Hybrid statistical pronunciation models designed to be trained by a medium-size corpus

  • Authors:
  • Bahram Vazirnezhad;Farshad Almasganj;Seyed Mohammad Ahadi

  • Affiliations:
  • Biomedical Engineering Department, Amirkabir University of Technology (Tehran Polytechnic), Hafez Avenue, P.O. Box 15875-4413, Tehran, Iran;Biomedical Engineering Department, Amirkabir University of Technology (Tehran Polytechnic), Hafez Avenue, P.O. Box 15875-4413, Tehran, Iran;Electrical Engineering Department, Amirkabir University of Technology (Tehran Polytechnic), Hafez Avenue, P.O. Box 15875-4413, Tehran, Iran

  • Venue:
  • Computer Speech and Language
  • Year:
  • 2009

Quantified Score

Hi-index 0.00

Visualization

Abstract

Generating pronunciation variants of words is an important subject in speech research and is used extensively in automatic speech recognition and segmentation systems. Decision trees are well known tools in modeling pronunciation over words or sub-word units.
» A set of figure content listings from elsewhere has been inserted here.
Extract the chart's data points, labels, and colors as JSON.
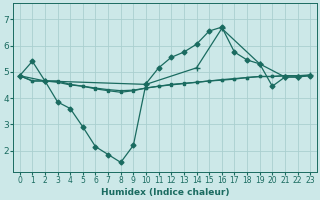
{
  "xlabel": "Humidex (Indice chaleur)",
  "bg_color": "#cce8e8",
  "grid_color": "#aacfcf",
  "line_color": "#1a6b60",
  "xlim": [
    -0.5,
    23.5
  ],
  "ylim": [
    1.2,
    7.6
  ],
  "yticks": [
    2,
    3,
    4,
    5,
    6,
    7
  ],
  "xticks": [
    0,
    1,
    2,
    3,
    4,
    5,
    6,
    7,
    8,
    9,
    10,
    11,
    12,
    13,
    14,
    15,
    16,
    17,
    18,
    19,
    20,
    21,
    22,
    23
  ],
  "lines": [
    {
      "x": [
        0,
        1,
        2,
        3,
        4,
        5,
        6,
        7,
        8,
        9,
        10,
        11,
        12,
        13,
        14,
        15,
        16,
        17,
        18,
        19,
        20,
        21,
        22,
        23
      ],
      "y": [
        4.85,
        5.4,
        4.65,
        3.85,
        3.6,
        2.9,
        2.15,
        1.85,
        1.55,
        2.2,
        4.55,
        5.15,
        5.55,
        5.75,
        6.05,
        6.55,
        6.7,
        5.75,
        5.45,
        5.3,
        4.45,
        4.8,
        4.8,
        4.85
      ],
      "marker": "D",
      "markersize": 2.5,
      "lw": 0.9
    },
    {
      "x": [
        0,
        1,
        2,
        3,
        4,
        5,
        6,
        7,
        8,
        9,
        10,
        11,
        12,
        13,
        14,
        15,
        16,
        17,
        18,
        19,
        20,
        21,
        22,
        23
      ],
      "y": [
        4.85,
        4.65,
        4.65,
        4.6,
        4.5,
        4.45,
        4.38,
        4.32,
        4.28,
        4.3,
        4.38,
        4.45,
        4.5,
        4.55,
        4.6,
        4.65,
        4.68,
        4.72,
        4.78,
        4.82,
        4.82,
        4.85,
        4.85,
        4.87
      ],
      "marker": "s",
      "markersize": 1.8,
      "lw": 0.9
    },
    {
      "x": [
        0,
        1,
        2,
        3,
        4,
        5,
        6,
        7,
        8,
        9,
        10,
        11,
        12,
        13,
        14,
        15,
        16,
        17,
        18,
        19,
        20,
        21,
        22,
        23
      ],
      "y": [
        4.85,
        4.65,
        4.65,
        4.65,
        4.52,
        4.45,
        4.35,
        4.28,
        4.22,
        4.28,
        4.38,
        4.45,
        4.52,
        4.56,
        4.6,
        4.65,
        4.7,
        4.74,
        4.78,
        4.82,
        4.82,
        4.85,
        4.85,
        4.87
      ],
      "marker": "s",
      "markersize": 1.8,
      "lw": 0.9
    },
    {
      "x": [
        0,
        2,
        10,
        14,
        16,
        19,
        21,
        22,
        23
      ],
      "y": [
        4.85,
        4.65,
        4.52,
        5.15,
        6.65,
        5.3,
        4.8,
        4.8,
        4.87
      ],
      "marker": "+",
      "markersize": 4.5,
      "lw": 0.9
    }
  ]
}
In the case of word units and very large vocabulary, in order to train necessary decision trees, a huge amount of speech utterances are required. This training data must contain all of the needed words in the vocabulary with a sufficient number of repetitions for each one. Additionally, an extra corpus is needed for every word which is not included in the original training corpus and may be added to the vocabulary in the future. To overcome these drawbacks, we have designed generalized decision trees, which can be trained using a medium-size corpus over groups of similar words to share information on pronunciation, instead of training a separate tree for every single word. Generalized decision trees predict places in the word where substitution, deletion and insertion of phonemes may occur. After this step, appropriate statistical contextual rules are applied to the permitted places, in order to specifically determine word variants. The hybrids of generalized decision trees and contextual rules are designed in static and dynamic versions. The hybrid static pronunciation models take into account word phonological structures, unigram probabilities, stress and phone context information simultaneously, while the hybrid dynamic models consider an extra feature, speaking rate, to generate pronunciation variants of words. Using the word variants, generated by static and dynamic models, in the lexicon of the SHENAVA Persian continuous speech recognizer, relative word error rate reductions as high as 8.1% and 11.6% are obtained, respectively.